Granny Gremlin said:


> SS amps still need a load however (with he exception of some very early ones that still had OTs) impedance matching is not as critical as with tube amps (and even then you can getaway with stuff) - the 4 Ohm rating is a minimum (amp will shut down or melt the output chips with prolonged use below that). You can safely go as high as you want. The only side effect is that the wattage is cut in half (-3 db quieter) each time you double the load.

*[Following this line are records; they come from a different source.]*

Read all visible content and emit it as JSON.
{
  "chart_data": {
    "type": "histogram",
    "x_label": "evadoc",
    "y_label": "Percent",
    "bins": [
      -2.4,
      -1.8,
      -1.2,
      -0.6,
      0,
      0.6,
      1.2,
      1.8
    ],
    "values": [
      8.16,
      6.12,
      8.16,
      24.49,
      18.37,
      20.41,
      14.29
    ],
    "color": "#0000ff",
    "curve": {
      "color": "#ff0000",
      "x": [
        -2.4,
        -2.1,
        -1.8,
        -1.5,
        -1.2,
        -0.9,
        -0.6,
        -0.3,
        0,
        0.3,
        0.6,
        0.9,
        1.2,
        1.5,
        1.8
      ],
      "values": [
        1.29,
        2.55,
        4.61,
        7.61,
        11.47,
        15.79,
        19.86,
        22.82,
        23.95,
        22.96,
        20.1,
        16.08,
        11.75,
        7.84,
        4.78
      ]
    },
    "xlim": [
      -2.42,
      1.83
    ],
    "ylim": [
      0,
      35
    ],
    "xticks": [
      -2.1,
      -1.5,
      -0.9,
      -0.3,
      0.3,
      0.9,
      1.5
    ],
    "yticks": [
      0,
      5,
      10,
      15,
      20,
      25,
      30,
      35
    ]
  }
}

So the amp will be fine with the 8 ohm Suhr, but the volume will be cut in half? If so I should be able to live with that.


----------



## Granny Gremlin (Jun 3, 2016)

Not volume; wattage. Volume is nonlinear, halving or doubling the power only makes 3 db difference. Just enough to notice.


----------



## tomee2 (Feb 27, 2017)

It'll work and that Suhr load box won't even know it's being used.


----------



## alwaysflat (Feb 14, 2016)

Put a NC (shorting) jack inline with the speaker drive. Assuming you'll be listening to your monitor vs the amp. When u plug in the sure, it'll open the circuit to the speaker. Just like wiring for external speaker, you want to bypass the speaker in the cab, if you go parallel, both active, impedance will be 2.5 ohms .. loading the amp a little too much perhaps.


----------



## player99 (Sep 5, 2019)

alwaysflat said:


> Put a NC (shorting) jack inline with the speaker drive. Assuming you'll be listening to your monitor vs the amp. When u plug in the sure, it'll open the circuit to the speaker. Just like wiring for external speaker, you want to bypass the speaker in the cab, if you go parallel, both active, impedance will be 2.5 ohms .. loading the amp a little too much perhaps.


Thanks. I was wondering how I was going to do that. I was thinking about a toggle switch, but a shorting jack is the way.


----------